Kregisen
Member
- Joined
- Jun 6, 2010
- Messages
- 2,373
The same way prices fall on everything else - let the market work.
If the government passed a law that the insurers had to pay for this treatment no matter the cost, there is no incentive for the price to ever fall. If the government passed a law that capped the price, there would be shortages.
The harsh reality is that not everybody will be able to afford these treatments, especially in the beginning, but I'm pretty skeptical of the drug actually having any significant effect anyway. If I'm right...in a free market the pills would be sold exclusively to elite clientele, who would die anyway. The demand for the treatment would never rise.
However, if the pills really are wonder drugs then the demand for them would grow, and the company making them would scale up production and lower prices.
I think the issue really is - and this is one libertarians have trouble dealing with - is are we as a society willing to turn away when the media plays these sob stories for us? The answer seems to be no for most people.

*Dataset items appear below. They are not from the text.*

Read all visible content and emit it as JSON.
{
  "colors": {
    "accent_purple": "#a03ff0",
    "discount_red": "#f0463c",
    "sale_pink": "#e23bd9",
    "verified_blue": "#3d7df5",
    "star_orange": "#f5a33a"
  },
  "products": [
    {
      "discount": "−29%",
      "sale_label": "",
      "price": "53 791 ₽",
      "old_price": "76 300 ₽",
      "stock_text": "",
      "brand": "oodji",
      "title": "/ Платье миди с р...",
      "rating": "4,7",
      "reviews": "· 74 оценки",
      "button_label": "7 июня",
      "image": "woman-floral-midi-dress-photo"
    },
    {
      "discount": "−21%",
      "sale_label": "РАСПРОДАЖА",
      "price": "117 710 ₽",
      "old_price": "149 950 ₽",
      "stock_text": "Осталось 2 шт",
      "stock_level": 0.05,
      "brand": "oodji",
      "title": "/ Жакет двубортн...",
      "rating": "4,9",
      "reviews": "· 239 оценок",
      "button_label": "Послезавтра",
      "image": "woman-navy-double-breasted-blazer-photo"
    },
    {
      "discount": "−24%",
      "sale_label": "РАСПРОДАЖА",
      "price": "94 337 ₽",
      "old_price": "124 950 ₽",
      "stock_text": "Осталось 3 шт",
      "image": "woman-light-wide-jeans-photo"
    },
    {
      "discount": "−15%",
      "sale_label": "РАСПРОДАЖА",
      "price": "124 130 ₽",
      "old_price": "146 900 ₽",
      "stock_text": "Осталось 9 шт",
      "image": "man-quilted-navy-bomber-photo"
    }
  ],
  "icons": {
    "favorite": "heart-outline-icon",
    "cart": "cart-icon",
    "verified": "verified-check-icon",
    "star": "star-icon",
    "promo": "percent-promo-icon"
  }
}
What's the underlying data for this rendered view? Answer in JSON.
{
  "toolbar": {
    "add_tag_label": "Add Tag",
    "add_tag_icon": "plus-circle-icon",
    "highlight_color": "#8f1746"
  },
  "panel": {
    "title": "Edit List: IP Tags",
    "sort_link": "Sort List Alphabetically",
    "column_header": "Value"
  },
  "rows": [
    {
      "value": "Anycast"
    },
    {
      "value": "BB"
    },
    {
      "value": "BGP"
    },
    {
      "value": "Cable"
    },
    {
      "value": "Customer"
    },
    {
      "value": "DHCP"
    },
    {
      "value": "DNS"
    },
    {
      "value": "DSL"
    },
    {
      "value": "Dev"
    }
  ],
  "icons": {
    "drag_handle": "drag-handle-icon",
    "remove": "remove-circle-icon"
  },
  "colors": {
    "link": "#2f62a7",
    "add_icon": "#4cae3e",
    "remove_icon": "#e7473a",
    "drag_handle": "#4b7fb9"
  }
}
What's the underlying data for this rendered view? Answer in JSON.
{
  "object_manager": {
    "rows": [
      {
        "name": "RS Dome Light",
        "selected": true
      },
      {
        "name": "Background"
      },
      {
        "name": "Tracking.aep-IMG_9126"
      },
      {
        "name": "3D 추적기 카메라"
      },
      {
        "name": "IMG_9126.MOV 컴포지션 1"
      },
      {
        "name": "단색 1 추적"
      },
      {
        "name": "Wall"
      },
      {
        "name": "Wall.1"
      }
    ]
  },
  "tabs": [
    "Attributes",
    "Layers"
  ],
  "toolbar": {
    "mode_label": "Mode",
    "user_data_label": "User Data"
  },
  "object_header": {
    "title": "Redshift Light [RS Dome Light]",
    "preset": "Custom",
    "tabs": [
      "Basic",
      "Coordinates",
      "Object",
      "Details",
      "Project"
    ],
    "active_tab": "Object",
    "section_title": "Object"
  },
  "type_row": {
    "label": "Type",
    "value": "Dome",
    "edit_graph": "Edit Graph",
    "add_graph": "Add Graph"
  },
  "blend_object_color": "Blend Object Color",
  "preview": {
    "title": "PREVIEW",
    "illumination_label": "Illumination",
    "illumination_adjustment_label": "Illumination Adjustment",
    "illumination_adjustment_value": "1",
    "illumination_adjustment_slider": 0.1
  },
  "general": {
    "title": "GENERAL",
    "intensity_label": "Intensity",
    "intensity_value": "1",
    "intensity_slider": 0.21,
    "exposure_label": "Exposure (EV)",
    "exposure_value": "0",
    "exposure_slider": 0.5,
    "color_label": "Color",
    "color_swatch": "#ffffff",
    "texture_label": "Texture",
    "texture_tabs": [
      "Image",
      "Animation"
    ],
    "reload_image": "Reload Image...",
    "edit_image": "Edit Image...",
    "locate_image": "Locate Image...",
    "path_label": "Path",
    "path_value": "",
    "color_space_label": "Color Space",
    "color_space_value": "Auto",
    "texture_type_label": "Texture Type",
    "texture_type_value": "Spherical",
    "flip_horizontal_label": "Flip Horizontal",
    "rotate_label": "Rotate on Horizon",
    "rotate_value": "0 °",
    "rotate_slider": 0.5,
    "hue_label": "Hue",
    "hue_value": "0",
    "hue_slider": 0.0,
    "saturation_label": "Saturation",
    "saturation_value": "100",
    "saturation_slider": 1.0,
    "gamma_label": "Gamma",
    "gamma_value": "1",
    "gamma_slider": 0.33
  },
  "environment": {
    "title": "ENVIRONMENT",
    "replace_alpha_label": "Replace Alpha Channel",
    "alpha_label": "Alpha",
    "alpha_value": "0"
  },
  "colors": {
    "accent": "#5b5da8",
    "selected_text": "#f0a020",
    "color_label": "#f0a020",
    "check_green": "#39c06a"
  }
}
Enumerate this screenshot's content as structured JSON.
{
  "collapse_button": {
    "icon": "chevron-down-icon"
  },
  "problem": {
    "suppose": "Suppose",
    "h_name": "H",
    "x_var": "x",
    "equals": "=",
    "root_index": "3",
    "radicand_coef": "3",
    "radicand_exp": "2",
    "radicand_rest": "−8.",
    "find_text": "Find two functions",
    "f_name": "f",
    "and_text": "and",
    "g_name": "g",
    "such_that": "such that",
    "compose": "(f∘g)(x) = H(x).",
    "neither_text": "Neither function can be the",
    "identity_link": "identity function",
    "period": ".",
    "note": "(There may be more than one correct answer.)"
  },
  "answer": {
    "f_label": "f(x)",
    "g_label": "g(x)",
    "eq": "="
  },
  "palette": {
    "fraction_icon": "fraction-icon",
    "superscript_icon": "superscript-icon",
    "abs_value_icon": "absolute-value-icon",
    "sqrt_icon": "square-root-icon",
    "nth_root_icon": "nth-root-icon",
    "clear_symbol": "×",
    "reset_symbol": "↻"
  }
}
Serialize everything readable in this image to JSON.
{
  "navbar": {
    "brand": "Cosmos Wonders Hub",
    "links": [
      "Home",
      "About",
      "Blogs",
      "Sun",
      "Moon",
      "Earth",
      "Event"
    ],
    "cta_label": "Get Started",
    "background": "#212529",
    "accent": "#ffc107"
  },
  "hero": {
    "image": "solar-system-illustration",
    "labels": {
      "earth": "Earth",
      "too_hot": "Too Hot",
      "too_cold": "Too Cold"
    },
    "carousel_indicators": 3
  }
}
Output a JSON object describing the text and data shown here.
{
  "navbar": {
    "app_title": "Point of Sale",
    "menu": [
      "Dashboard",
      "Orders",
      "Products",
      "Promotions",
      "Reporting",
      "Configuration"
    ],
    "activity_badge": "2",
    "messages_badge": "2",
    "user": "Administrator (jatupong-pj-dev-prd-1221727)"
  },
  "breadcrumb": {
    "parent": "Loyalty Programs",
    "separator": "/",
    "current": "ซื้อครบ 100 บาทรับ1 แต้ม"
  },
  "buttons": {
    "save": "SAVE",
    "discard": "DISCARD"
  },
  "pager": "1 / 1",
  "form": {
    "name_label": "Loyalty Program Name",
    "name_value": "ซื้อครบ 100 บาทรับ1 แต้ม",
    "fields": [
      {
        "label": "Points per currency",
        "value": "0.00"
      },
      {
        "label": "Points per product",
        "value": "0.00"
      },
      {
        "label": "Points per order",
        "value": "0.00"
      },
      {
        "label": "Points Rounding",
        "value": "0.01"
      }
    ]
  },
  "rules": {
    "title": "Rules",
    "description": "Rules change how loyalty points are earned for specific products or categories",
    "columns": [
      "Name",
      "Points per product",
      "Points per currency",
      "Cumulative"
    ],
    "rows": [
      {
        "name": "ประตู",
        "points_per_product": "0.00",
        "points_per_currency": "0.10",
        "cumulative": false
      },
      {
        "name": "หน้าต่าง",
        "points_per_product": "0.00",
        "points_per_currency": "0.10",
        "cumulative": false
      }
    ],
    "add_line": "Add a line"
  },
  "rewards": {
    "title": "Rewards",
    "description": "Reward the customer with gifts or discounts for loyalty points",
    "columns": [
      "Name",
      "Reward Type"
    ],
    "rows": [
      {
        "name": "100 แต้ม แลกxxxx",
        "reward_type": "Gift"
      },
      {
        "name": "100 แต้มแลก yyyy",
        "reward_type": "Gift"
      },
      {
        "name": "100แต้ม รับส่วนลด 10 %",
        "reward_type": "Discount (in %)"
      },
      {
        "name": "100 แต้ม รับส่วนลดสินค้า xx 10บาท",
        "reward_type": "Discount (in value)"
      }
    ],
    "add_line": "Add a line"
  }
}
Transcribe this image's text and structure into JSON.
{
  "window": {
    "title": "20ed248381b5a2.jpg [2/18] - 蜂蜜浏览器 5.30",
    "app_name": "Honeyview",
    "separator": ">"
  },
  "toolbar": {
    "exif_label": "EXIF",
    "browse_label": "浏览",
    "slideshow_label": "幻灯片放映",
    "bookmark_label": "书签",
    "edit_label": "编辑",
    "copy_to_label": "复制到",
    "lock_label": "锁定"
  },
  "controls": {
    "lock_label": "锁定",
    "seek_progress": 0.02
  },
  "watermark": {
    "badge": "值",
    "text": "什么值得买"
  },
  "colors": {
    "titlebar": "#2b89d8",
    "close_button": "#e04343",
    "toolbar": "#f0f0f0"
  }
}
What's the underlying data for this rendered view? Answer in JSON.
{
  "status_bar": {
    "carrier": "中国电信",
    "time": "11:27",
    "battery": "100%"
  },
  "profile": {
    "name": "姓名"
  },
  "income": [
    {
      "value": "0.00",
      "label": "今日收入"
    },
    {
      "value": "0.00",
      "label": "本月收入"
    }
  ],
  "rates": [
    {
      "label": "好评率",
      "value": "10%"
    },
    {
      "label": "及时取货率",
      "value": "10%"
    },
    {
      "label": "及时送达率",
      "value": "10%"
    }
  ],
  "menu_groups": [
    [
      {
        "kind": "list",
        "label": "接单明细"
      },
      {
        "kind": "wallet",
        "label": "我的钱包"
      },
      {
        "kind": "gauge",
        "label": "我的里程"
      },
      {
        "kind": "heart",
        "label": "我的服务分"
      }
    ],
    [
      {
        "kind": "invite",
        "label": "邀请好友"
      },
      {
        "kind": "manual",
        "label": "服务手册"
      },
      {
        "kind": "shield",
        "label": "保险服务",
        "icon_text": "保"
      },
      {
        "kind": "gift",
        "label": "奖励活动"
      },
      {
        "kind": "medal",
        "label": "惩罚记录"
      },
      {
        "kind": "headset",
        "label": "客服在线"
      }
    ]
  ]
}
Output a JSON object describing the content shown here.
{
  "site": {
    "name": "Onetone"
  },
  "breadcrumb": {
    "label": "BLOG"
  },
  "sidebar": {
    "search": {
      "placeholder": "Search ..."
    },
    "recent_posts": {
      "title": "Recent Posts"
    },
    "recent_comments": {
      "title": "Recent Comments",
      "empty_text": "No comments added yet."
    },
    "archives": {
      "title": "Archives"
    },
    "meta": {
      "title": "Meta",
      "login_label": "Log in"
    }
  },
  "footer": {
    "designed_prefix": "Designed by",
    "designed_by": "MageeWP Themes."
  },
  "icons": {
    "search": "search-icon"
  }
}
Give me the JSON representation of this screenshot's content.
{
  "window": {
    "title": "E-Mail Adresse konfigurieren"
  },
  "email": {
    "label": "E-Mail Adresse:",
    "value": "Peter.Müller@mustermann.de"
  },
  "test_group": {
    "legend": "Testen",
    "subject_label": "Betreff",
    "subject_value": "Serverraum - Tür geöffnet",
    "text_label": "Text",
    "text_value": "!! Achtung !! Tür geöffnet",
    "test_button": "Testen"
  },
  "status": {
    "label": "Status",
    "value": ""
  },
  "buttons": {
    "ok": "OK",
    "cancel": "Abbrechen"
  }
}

Yes and I know how free markets work, and technically "company making them would scale up production and lower prices" is not always true. It's a parabola. If the quantity x (price-cost) can be made larger by increasing quantity while decreasing price, then they'll do it. A blanket statement of saying they will always increase supply and lower price is just like Art Laffer did under Reagan when he said when you lower tax rates, you will always get more total tax revenue. He was proved wrong, because again, it's a parabola, and there is a maximization point. Because of that, deficits skyrocketed under Reagan.